Prévenir mieux qu’intervenir
L’étude s’est intéressée aux politiques à mener. La France a développé de nombreux types d’interventions avec des missions locales, les dispositifs relais, les formations spécifiques etc. Ils ont leur efficacité et sont pour beaucoup dans le recul du décrochage. Mais le rapport souligne de forts écarts de coûts (24 000 € pour chaque élève en Epide !) et parle « d’offre de formation balkanisée ».

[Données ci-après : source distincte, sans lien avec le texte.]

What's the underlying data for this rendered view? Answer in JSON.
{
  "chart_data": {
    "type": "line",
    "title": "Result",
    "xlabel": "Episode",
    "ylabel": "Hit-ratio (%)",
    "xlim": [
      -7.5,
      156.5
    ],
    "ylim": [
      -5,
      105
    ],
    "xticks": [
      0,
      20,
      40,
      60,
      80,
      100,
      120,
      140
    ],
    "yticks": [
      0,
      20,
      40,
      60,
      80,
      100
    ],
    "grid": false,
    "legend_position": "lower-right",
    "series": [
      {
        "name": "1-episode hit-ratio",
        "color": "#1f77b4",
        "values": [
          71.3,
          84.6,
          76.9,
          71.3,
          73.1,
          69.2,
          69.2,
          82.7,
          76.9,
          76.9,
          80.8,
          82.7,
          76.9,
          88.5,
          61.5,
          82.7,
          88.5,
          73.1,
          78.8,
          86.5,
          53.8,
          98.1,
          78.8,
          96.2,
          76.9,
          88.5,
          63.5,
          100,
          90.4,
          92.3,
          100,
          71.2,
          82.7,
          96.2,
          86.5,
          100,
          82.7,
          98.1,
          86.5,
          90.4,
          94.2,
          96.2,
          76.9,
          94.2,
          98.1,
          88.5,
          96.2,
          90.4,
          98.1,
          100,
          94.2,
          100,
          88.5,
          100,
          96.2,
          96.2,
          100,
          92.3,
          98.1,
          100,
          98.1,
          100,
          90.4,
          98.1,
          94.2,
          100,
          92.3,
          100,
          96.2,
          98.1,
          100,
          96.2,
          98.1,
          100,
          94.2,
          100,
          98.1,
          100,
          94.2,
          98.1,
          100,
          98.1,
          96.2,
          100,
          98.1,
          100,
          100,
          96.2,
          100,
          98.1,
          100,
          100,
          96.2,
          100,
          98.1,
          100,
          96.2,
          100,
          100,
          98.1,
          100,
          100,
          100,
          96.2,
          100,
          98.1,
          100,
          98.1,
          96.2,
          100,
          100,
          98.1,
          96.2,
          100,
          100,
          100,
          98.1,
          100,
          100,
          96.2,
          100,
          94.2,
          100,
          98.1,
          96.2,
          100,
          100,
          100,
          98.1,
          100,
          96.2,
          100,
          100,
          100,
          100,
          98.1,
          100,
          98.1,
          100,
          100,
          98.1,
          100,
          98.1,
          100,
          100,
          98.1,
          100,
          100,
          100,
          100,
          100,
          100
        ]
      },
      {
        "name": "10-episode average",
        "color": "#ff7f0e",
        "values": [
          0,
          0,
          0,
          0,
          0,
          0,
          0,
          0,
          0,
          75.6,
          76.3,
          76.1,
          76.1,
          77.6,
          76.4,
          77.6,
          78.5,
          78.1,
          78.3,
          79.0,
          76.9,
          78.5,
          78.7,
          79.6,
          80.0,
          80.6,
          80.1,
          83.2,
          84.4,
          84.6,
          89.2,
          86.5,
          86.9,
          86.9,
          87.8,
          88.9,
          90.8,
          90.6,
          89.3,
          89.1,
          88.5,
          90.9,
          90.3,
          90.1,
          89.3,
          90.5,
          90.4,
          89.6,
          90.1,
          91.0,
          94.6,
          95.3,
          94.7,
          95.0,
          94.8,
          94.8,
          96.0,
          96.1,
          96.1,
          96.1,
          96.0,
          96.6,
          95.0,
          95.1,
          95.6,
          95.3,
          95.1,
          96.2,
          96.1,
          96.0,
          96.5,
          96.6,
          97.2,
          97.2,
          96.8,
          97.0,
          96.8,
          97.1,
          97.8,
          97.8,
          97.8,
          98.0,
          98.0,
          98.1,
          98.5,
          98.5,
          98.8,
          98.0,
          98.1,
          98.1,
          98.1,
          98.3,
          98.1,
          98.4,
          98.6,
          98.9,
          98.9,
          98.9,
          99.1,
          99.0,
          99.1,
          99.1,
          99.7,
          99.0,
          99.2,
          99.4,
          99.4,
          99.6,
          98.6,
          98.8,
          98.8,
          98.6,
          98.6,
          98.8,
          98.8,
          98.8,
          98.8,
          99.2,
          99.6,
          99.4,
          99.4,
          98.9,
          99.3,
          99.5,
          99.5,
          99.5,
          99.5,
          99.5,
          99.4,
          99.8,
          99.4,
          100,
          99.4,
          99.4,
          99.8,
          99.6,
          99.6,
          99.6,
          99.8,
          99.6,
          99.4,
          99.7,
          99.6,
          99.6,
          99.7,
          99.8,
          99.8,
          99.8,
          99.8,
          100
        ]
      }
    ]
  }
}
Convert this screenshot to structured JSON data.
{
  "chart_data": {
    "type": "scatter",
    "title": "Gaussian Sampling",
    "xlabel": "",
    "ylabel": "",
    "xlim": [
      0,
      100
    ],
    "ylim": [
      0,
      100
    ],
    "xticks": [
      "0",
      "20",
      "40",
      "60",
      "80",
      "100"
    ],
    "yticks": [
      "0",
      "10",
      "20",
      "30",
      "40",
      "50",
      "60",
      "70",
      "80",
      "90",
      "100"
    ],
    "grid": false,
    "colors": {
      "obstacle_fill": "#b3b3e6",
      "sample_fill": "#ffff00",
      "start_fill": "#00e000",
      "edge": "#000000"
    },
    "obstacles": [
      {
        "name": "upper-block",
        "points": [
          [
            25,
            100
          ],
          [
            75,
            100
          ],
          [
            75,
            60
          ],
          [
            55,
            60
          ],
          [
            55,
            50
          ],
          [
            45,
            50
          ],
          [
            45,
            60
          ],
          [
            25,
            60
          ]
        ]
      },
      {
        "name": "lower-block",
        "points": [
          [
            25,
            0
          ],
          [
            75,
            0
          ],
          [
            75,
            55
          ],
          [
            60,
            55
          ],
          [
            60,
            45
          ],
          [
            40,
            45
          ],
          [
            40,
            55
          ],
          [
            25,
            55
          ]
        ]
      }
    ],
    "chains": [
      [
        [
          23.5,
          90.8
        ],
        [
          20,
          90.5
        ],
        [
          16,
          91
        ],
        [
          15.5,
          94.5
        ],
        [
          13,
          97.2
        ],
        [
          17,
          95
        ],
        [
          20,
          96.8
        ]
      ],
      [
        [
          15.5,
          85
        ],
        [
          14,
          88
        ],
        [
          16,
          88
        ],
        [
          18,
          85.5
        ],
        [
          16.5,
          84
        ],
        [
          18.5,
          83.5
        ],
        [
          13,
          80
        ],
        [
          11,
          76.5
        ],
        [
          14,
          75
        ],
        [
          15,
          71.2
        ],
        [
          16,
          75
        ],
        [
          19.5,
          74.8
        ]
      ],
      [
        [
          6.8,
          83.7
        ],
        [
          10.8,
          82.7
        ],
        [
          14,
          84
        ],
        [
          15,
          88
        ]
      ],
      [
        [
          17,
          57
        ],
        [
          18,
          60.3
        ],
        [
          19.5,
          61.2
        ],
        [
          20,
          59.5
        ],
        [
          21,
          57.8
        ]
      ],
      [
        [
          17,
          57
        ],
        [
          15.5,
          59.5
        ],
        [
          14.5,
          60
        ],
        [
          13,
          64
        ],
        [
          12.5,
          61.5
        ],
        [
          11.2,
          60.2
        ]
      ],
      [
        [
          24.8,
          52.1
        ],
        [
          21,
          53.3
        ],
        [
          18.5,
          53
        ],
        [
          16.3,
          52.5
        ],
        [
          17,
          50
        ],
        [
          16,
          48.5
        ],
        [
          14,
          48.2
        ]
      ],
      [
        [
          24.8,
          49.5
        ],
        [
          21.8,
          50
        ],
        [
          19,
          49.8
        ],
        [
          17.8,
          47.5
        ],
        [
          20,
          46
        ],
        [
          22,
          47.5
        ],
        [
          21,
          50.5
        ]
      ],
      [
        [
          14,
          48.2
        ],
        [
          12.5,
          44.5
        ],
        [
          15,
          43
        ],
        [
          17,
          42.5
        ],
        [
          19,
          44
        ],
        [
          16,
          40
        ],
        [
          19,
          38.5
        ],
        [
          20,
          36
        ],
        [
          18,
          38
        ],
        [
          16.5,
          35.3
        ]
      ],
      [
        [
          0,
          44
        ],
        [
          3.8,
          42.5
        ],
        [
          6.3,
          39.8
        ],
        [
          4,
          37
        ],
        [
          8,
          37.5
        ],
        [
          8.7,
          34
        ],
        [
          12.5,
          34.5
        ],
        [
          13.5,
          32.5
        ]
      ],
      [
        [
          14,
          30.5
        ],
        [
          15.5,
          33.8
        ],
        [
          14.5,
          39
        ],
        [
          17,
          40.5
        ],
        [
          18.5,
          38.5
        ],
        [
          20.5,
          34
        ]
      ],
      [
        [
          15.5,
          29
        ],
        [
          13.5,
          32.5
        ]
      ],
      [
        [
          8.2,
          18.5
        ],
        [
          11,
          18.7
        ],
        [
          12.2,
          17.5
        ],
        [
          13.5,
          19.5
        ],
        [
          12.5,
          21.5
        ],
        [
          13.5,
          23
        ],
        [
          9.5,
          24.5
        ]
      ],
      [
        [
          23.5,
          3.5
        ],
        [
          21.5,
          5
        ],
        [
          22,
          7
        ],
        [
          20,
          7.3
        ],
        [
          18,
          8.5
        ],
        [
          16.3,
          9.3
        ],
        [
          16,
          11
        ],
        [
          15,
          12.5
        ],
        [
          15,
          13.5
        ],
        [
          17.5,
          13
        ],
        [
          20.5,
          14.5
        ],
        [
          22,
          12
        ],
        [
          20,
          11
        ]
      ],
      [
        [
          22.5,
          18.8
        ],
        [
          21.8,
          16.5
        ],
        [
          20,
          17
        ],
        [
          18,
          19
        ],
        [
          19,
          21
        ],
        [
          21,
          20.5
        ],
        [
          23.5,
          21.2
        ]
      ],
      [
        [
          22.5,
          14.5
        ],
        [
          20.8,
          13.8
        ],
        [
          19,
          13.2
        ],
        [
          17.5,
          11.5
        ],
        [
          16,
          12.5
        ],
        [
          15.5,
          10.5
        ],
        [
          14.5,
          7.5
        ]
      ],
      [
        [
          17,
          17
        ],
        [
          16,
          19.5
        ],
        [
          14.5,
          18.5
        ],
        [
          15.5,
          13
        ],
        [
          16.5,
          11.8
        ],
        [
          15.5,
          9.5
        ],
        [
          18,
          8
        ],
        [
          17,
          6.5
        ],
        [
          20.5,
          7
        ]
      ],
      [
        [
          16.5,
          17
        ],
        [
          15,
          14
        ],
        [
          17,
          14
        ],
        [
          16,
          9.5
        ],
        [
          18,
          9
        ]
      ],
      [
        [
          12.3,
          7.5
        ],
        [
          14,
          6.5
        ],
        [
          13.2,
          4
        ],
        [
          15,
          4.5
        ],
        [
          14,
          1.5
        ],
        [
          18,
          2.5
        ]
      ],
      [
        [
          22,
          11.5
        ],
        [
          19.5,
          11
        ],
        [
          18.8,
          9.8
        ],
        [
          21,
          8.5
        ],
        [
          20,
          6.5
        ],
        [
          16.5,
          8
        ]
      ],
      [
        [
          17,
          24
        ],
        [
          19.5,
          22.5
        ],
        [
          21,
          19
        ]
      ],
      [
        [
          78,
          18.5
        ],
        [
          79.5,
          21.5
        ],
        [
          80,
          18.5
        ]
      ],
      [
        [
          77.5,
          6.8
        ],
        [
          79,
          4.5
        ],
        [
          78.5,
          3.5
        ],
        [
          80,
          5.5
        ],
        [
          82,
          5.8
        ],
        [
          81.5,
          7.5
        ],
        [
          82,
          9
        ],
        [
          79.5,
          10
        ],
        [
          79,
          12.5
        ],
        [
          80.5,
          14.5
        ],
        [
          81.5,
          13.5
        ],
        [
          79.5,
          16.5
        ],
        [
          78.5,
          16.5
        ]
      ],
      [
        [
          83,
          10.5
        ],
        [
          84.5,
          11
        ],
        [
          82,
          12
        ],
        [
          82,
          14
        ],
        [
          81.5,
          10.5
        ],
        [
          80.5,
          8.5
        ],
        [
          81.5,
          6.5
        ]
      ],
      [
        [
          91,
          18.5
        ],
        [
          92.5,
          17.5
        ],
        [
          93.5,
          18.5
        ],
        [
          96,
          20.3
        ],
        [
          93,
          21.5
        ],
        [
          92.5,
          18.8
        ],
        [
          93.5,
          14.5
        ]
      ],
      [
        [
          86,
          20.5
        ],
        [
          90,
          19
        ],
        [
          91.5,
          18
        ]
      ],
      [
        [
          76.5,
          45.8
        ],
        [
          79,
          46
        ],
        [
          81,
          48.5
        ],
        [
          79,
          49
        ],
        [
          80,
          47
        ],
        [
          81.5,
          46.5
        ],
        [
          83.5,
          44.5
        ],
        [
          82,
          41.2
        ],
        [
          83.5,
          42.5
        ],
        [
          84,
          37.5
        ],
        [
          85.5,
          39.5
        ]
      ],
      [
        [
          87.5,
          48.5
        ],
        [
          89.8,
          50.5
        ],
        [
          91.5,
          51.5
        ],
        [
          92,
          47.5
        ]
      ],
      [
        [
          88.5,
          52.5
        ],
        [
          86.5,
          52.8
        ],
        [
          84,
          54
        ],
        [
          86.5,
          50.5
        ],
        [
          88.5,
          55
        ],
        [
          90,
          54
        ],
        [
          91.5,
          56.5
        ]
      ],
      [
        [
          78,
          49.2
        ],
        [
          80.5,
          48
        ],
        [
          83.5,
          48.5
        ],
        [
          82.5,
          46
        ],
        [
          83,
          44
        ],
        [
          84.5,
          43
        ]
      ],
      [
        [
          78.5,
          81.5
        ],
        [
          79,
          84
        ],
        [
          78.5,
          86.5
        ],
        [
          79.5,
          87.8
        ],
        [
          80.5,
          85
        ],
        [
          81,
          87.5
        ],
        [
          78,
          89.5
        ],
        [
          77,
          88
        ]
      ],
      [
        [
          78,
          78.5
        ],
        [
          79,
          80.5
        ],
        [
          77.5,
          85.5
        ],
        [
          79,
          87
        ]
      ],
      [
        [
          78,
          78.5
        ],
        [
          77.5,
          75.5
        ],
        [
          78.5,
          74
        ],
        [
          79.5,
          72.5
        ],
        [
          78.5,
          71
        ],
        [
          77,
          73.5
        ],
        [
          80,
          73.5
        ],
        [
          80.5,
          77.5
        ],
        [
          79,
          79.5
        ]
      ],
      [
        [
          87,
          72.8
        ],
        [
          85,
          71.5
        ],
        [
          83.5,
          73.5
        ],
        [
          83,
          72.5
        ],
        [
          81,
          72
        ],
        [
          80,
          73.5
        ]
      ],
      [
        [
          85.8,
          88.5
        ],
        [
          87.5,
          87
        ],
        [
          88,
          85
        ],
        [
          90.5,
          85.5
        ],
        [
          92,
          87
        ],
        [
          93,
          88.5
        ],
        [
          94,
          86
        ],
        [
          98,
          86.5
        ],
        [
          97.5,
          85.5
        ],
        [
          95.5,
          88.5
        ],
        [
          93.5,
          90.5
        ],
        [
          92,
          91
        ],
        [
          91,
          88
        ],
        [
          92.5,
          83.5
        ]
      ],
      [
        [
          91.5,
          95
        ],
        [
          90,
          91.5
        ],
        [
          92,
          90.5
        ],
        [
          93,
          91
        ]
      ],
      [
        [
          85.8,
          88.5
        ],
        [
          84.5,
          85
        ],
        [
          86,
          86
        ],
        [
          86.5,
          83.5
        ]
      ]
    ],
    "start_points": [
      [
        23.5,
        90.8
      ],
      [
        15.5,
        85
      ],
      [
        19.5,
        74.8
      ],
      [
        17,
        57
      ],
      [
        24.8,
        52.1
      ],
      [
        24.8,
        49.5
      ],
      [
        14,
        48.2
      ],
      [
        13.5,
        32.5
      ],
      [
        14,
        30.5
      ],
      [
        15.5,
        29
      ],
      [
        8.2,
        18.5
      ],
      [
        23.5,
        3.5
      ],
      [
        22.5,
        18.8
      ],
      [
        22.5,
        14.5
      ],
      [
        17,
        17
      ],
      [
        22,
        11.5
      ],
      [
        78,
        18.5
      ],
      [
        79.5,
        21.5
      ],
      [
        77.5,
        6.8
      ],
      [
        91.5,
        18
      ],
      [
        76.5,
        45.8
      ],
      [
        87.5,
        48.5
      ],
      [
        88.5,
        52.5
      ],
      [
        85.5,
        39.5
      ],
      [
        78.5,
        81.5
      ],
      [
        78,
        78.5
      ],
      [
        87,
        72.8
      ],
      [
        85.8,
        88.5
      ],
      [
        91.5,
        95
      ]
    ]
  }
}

Mais la conférence met l’accent sur les politiques préventives. » Intervenir dès les premiers signes d’un possible décrochage quand le jeune est encore dans l’établissement est donc vital », dit N Mons. » Cet « effet-établissement » fort doit nous amener à renforcer plus encore les interventions des professionnels de l’éducation dans ce cadre. Attention au climat scolaire, identité de l’établissement, qualité de vie dans l’école, souci d’intégrer les plus jeunes à leur arrivée dans le niveau d’enseignement (en 6e, en seconde…), logiciel permettant à l’ensemble de l’équipe pédagogique de suivre efficacement les premières signes du décrochage dans l’établissement ».
Continuer les politiques
La conclusion qu’en tire N Mons c’est l’efficacité de la continuité des politiques éducatives. « C’est la continuité dans le temps des politiques scolaires qui produit des effets. Rapport après rapport, les évaluations du Cnesco le soulignent : les politiques scolaires, pour être efficaces doivent se fonder sur un consensus transpartisan et enjamber ainsi les échéances électorales. S’il est un domaine de l’enseignement scolaire qui le démontre clairement et positivement : c’est la lutte contre le décrochage scolaire. Porté par une impulsion européenne forte, ces politiques se sont déployées en France depuis 2008 dans une logique de continuité implacable, chaque gouvernement rajoutant à l’édifice réglementaire et législatif sa contribution pour parachever une politique appréhendée systématiquement et systémiquement. Pour une fois loin de tout débat idéologique stérile qui prend l’école pour otage ». Une vérité qu’il n’est pas inutile de rappeler aujourd’hui.